Theresa May needs to make the speech of her life
For a party that has just won an election - honestly, they did - the Tories are in one hell of a mess.
Talking last night to ministers and their senior advisers, who were liberated by booze and relief that their conference nightmare is almost over, all I heard was division on everything that matters - except that they have to stick for now by a leader they neither like much, hold in respect or believe can lead them to the sunny uplands of victory at the next election.
On the biggest issue of the day, Brexit, they are still profoundly split on whether it will be empowering and enriching freedom or a ghastly, painful fulfilment of duty to a misguided nation.
And as for how to respond to Corbyn’s popularity, their confusion is extraordinary: whether to relentlessly attack him for being too left wing and recklessly spendthrift, but risk seeming insensitive to the clamour of millions for an end to austerity and flatlining living standards; or whether to offer, as in fact they have been, their own cheaper solutions to problems he identified, and reinforce Labour’s claim to better understand the hopes and fears of the nation.

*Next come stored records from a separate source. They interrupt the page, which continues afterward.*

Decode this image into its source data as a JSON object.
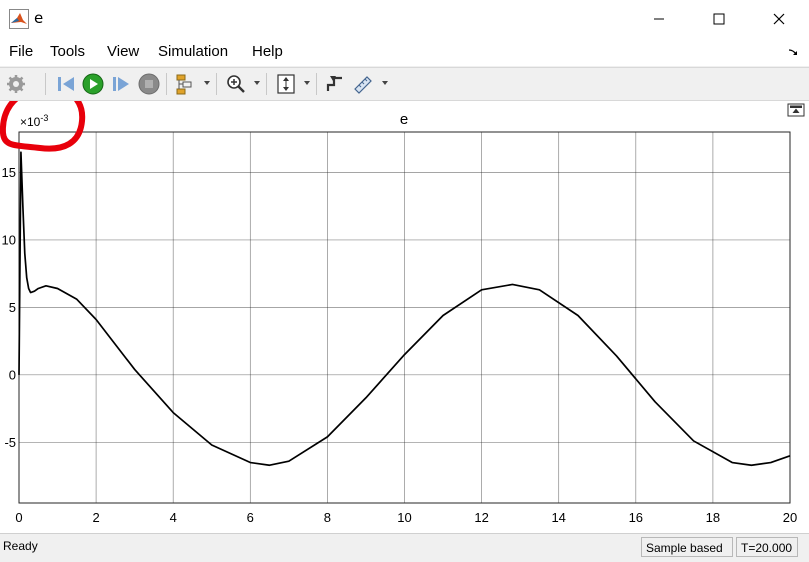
{
  "window": {
    "title": "e",
    "minimize_icon": "minimize-icon",
    "maximize_icon": "maximize-icon",
    "close_icon": "close-icon"
  },
  "menu": {
    "items": [
      "File",
      "Tools",
      "View",
      "Simulation",
      "Help"
    ]
  },
  "toolbar": {
    "icons": [
      "settings-icon",
      "step-back-icon",
      "run-icon",
      "step-forward-icon",
      "stop-icon",
      "signal-selector-icon",
      "zoom-in-icon",
      "fit-to-view-icon",
      "triggers-icon",
      "measurements-icon"
    ]
  },
  "colors": {
    "run": "#2aa02a",
    "stop": "#8a8a8a",
    "annotation": "#e8000b",
    "trace": "#000000",
    "grid": "#262626"
  },
  "chart_data": {
    "type": "line",
    "title": "e",
    "xlabel": "",
    "ylabel": "",
    "exponent_label": "×10",
    "exponent_value": "-3",
    "xlim": [
      0,
      20
    ],
    "ylim": [
      -9.5,
      18
    ],
    "xticks": [
      0,
      2,
      4,
      6,
      8,
      10,
      12,
      14,
      16,
      18,
      20
    ],
    "yticks": [
      -5,
      0,
      5,
      10,
      15
    ],
    "grid": true,
    "series": [
      {
        "x": [
          0.0,
          0.05,
          0.1,
          0.15,
          0.2,
          0.25,
          0.3,
          0.4,
          0.5,
          0.7,
          1.0,
          1.5,
          2.0,
          3.0,
          4.0,
          5.0,
          6.0,
          6.5,
          7.0,
          8.0,
          9.0,
          10.0,
          11.0,
          12.0,
          12.8,
          13.5,
          14.5,
          15.5,
          16.5,
          17.5,
          18.5,
          19.0,
          19.5,
          20.0
        ],
        "y": [
          0.0,
          16.5,
          12.5,
          9.0,
          7.2,
          6.4,
          6.1,
          6.2,
          6.4,
          6.6,
          6.4,
          5.6,
          4.1,
          0.4,
          -2.8,
          -5.2,
          -6.5,
          -6.7,
          -6.4,
          -4.6,
          -1.7,
          1.5,
          4.4,
          6.3,
          6.7,
          6.3,
          4.4,
          1.4,
          -2.0,
          -4.9,
          -6.5,
          -6.7,
          -6.5,
          -6.0
        ]
      }
    ]
  },
  "status": {
    "text": "Ready",
    "sample": "Sample based",
    "time": "T=20.000"
  }
}
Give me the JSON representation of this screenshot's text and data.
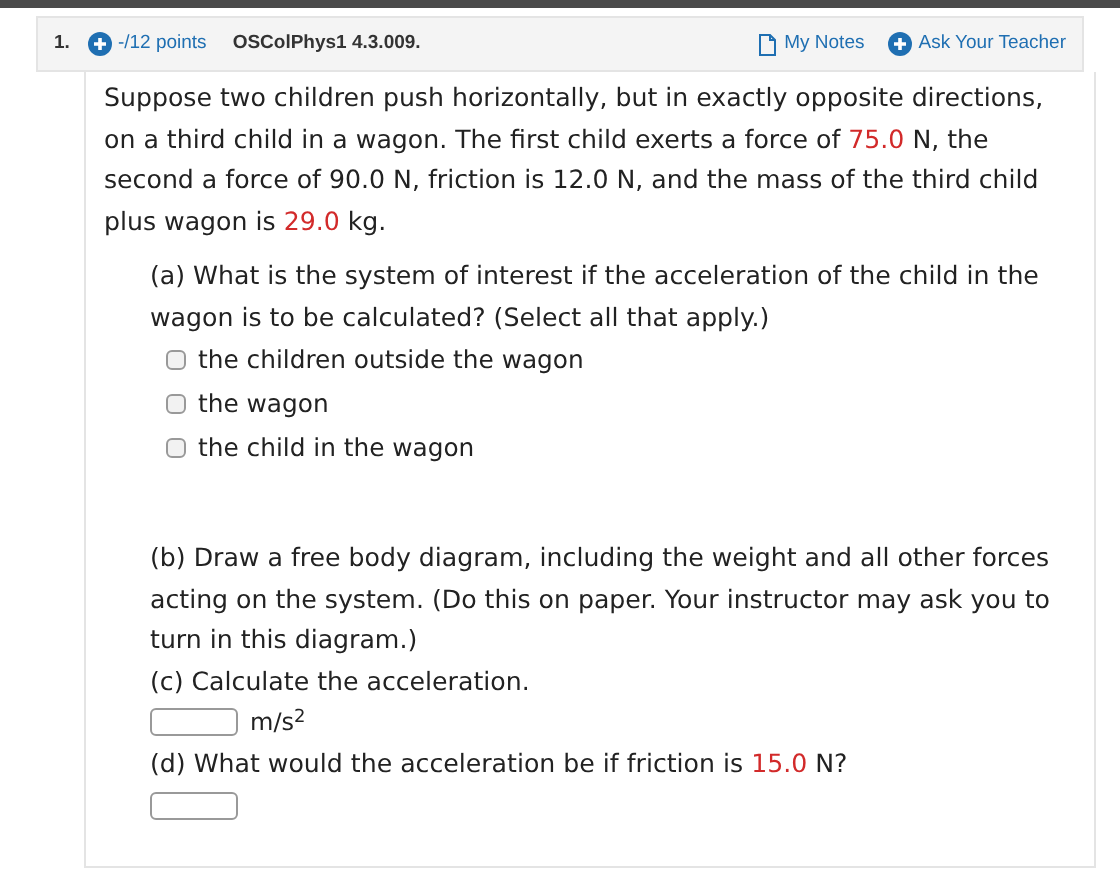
{
  "question": {
    "number": "1.",
    "points": "-/12 points",
    "source": "OSColPhys1 4.3.009.",
    "notes_link": "My Notes",
    "ask_link": "Ask Your Teacher"
  },
  "prompt": [
    {
      "text": "Suppose two children push horizontally, but in exactly opposite directions, on a third child in a wagon. The first child exerts a force of ",
      "highlight": false
    },
    {
      "text": "75.0",
      "highlight": true
    },
    {
      "text": " N, the second a force of 90.0 N, friction is 12.0 N, and the mass of the third child plus wagon is ",
      "highlight": false
    },
    {
      "text": "29.0",
      "highlight": true
    },
    {
      "text": " kg.",
      "highlight": false
    }
  ],
  "parts": [
    {
      "kind": "choice",
      "question": [
        {
          "text": "(a) What is the system of interest if the acceleration of the child in the wagon is to be calculated? (Select all that apply.)",
          "highlight": false
        }
      ],
      "options": [
        {
          "label": "the children outside the wagon",
          "checked": false
        },
        {
          "label": "the wagon",
          "checked": false
        },
        {
          "label": "the child in the wagon",
          "checked": false
        }
      ]
    },
    {
      "kind": "text",
      "question": [
        {
          "text": "(b) Draw a free body diagram, including the weight and all other forces acting on the system. (Do this on paper. Your instructor may ask you to turn in this diagram.)",
          "highlight": false
        }
      ]
    },
    {
      "kind": "answer",
      "question": [
        {
          "text": "(c) Calculate the acceleration.",
          "highlight": false
        }
      ],
      "unit": "m/s$^{2}$"
    },
    {
      "kind": "answer",
      "question": [
        {
          "text": "(d) What would the acceleration be if friction is ",
          "highlight": false
        },
        {
          "text": "15.0",
          "highlight": true
        },
        {
          "text": " N?",
          "highlight": false
        }
      ]
    }
  ]
}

As I say the only thing that unites all of them - except Boris Johnson - is the idea that it would be political suicide to replace their leader until Brexit is delivered.
But that unity can only be sustained if the status quo is not in fact the slow train to electoral oblivion - which most of the latest opinion polls suggest it might just be (what should terrify them most perhaps is collapsing public confidence in how they are managing the one thing they own utterly and completely - the process of leaving the EU).
Which is why Theresa May’s speech later this morning will be the most important she has ever given. For someone who is not a naturalleader, she needs to restore her party’s faith in itself. I cannot even begin to imagine the pressure she must be feeling.